From Le Coucou's $48 lunch menu (which includes the restaurant's signature pike quenelles) to a $35 omakase at 15 East, you're going to want to clear your schedule for a midday meal at one of these top New York City restaurants.

① Del Posto

At $149, dinner at Mario Batali's elegant West Side restaurant, Del Posto, is an investment best saved for a birthday. Lunch, thankfully, is priced at a gentler $49, which includes a choice of an antipasto like warm fennel with bagna cauda and blood orange, a secondo like seared lamb chop with mushrooms and white beans, and dessert.

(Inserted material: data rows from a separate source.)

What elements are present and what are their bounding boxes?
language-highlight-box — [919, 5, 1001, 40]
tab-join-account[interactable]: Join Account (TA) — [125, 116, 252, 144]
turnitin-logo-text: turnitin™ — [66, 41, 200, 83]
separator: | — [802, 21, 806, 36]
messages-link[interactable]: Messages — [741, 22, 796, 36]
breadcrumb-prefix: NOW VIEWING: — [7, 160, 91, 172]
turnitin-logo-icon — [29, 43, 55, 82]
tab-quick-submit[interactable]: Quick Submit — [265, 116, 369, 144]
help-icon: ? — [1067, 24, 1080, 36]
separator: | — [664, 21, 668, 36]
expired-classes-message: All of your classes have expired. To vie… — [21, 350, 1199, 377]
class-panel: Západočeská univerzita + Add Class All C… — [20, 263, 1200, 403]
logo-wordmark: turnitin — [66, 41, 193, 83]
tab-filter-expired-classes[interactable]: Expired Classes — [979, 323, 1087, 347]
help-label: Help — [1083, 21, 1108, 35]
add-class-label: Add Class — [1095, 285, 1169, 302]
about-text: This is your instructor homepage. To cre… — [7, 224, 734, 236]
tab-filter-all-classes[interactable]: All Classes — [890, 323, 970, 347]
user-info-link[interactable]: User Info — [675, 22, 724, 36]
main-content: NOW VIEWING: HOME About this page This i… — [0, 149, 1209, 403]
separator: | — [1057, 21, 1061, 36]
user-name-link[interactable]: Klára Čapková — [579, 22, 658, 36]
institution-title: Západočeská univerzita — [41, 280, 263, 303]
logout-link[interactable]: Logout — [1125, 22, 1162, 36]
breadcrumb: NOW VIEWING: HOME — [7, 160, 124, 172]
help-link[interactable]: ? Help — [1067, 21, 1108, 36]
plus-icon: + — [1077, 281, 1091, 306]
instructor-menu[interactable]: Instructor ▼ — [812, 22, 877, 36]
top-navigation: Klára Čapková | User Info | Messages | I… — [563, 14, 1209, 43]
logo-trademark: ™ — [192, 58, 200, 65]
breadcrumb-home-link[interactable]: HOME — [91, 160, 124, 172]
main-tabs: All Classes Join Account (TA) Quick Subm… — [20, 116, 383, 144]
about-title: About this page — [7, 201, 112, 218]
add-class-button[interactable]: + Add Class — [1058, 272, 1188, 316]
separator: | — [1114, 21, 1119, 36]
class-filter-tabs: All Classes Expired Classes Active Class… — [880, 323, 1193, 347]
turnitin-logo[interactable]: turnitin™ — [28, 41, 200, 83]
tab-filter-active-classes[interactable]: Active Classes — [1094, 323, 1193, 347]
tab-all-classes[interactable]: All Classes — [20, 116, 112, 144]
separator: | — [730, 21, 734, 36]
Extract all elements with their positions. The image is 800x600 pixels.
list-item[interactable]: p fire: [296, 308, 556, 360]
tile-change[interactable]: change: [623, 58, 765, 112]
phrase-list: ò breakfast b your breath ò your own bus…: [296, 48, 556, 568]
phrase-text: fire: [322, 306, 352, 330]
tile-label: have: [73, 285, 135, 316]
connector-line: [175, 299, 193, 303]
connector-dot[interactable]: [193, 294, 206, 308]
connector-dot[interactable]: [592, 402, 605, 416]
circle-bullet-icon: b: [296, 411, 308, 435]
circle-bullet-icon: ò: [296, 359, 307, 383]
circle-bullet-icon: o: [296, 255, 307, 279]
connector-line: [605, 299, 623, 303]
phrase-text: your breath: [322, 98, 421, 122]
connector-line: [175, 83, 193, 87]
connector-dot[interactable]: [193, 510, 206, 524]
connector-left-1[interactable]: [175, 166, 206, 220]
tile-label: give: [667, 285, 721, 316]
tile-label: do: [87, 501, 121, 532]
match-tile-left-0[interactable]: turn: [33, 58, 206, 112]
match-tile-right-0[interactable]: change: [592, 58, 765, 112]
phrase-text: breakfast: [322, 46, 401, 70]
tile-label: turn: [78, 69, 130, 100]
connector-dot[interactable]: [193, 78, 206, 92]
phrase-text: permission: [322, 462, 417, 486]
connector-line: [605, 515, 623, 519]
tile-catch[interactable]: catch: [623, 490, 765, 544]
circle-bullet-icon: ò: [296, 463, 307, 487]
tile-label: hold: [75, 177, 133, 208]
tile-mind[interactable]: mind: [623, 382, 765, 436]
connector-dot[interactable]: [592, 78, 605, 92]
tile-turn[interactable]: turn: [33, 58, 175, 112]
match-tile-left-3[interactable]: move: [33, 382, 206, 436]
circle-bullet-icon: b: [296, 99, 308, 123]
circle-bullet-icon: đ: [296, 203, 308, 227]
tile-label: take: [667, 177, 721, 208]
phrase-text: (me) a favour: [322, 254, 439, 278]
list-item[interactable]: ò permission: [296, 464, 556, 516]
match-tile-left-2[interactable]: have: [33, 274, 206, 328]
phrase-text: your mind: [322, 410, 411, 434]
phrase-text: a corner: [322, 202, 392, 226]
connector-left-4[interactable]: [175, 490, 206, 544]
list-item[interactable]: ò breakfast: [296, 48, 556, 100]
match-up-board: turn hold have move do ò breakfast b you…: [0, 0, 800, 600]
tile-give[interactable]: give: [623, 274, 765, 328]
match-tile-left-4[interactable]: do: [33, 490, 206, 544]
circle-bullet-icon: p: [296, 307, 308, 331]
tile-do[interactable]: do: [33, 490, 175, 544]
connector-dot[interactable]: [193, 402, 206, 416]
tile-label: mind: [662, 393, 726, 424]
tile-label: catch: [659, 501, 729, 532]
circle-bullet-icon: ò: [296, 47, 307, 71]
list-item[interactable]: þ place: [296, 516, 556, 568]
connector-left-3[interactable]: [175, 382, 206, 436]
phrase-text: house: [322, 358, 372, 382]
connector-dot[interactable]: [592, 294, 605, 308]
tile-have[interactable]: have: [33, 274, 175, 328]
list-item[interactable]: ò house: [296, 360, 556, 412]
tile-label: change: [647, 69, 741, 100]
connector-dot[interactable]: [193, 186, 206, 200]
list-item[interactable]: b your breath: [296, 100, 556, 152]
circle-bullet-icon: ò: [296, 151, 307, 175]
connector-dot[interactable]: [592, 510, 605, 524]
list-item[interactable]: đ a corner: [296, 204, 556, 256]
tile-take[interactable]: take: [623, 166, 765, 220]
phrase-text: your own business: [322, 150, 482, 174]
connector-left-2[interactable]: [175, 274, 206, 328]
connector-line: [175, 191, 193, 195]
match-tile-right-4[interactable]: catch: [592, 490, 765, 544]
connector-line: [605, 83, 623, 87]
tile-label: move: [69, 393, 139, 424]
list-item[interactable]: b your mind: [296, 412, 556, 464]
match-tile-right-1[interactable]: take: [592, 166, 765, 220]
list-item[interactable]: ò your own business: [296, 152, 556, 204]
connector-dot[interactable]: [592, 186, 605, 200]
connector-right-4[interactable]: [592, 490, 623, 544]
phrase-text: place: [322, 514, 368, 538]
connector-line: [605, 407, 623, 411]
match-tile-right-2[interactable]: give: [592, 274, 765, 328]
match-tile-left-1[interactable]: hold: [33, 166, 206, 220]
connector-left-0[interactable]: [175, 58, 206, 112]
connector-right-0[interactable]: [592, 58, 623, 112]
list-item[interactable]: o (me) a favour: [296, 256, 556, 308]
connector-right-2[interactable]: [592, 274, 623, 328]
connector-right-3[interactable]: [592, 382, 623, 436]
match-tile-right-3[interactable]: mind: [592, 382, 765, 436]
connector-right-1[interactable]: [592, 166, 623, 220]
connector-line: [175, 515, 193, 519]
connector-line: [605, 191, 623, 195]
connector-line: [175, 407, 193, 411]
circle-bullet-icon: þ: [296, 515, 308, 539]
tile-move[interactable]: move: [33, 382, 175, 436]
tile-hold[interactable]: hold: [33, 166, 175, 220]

Those hankering for the restaurant's acclaimed pasta can add a primo piatto to the lineup for an additional $10.

② Le Coucou

A prime-time dinner reservation at Daniel Rose and Stephen Starr's stylish Soho hot spot is one of the hardest to come by, and if you do manage to snag a table, supper for two can easily stretch into the hundreds. Lunch, on the other hand, is simpler to book and rings in at $48 for a two-course menu that can include dishes like raw bay scallops with celery, chestnuts and clementine, and the restaurant's most prized item: pike quenelles with lobster sauce.

③ Indian Accent

The New York outpost of this acclaimed Delhi-based restaurant serves a few different lunch menus. A two-course set goes for $33 and includes options like braised lamb with prune korma, and sweet potatoes with kohlrabi and crispy okra. For another $12, diners get a choice of desserts like makhan malai, a cold cream dessert made with saffron milk and rose petal jaggery brittle. For leisurely days, there's also a seven-course tasting menu.

④ Gramercy Tavern

Start an $85 five-course tasting affair in the dining room at Danny Meyer's celebrated Gramercy Tavern with marinated scallops served with blood orange and fennel, and end with a crunchy cream puff with Meyer lemon sherbet. The restaurant also offers a $75 vegetable menu that includes a mushroom chawanmushi with sunchokes, hazelnuts and kohlrabi.

⑤ Le Bernardin

At $87 for three courses, lunch at Eric Ripert's seafood temple is one of the city's more expensive midday prix fixes, but it's assuredly money well spent. The lengthy menu lists choices like oysters, razor clam sashimi with shaved radishes and ginger ponzu dressing, and pan-roasted monkfish with squid-ink pasta and chorizo sauce.

⑥ 15 East

At lunchtime, the sushi masters at Union Square's 15 East prepare one of the most affordable omakase menus around. For $35, diners are treated to seven pieces of sushi and half of a chef's roll. As is traditional with omakase, diners simply put their faith in the chef and eat whatever the kitchen dreams up, so don't expect to dictate what appears before you (which is half the fun).  

⑦ Babbo

For those craving Batali's take on Italian a little closer to Washington Square Park, Babbo offers a $49 four-course lunchtime tasting menu centered around a delicious grilled hanger steak served with celery root fregula. The meal ends on a sweet note with olive oil cake and gelato.